Now for the one scene, I am giving honorable mention to what was really my first choice, the smart guy reading the possession spells, which stands out as a notable remnant of the humor of this odd franchise. But I couldn’t avoid a scene that has stood out from the beginning, the first possession besides Mia’s. After the main character’s first freakout, the one character with medical training (played strikingly by Jessica Lucas from Cloverfield) runs for supplies while still covered in gunk of uncertain composition. After a few moments of conversation, we find her in a bathroom trying in vain to clean up. She finally gets out a fateful syringe and a container of medicine. The door slams shut, and she sees her own face, grinning and mutilated, before the mirror shatters. As more creepy sights builds up, she starts to withdraw into another room, further from the group. That’s when she freezes literally in her tracks, an action that feels as violent as any number of the many convulsions before and since. Then the camera zooms in on her legs, and we see another fluid trickling. It’s a subtle detail, yet brutal (and borderline misogynistic) in its implications, and it’s everything one would expect from an Evil Dead film.

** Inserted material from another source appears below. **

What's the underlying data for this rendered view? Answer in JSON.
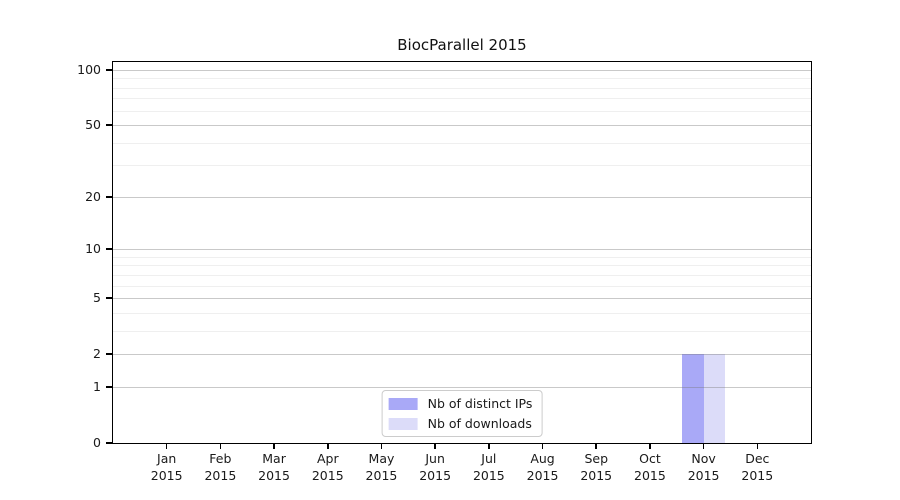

In closing, what I wanted to close with is what made the Evil Dead franchise great to begin with, something that figured very much in my reactions to the latest installment. What set it apart from the first film onward was its humor. I would argue that what made it last (especially from Evil Dead 2 onward) was its underlying optimism about human nature. This is a series that says you can be weak, fallible and outright cowardly, but still have a chance as a champion of good, and if the cosmic forces of evil take your hand, replace it with a chainsaw. I posit further that this is exactly where the present film got the point of the original and ran with it all the way. For me, that’s more than enough to get it the highest rating, and that’s where I’m fine ending it. Hail to the king!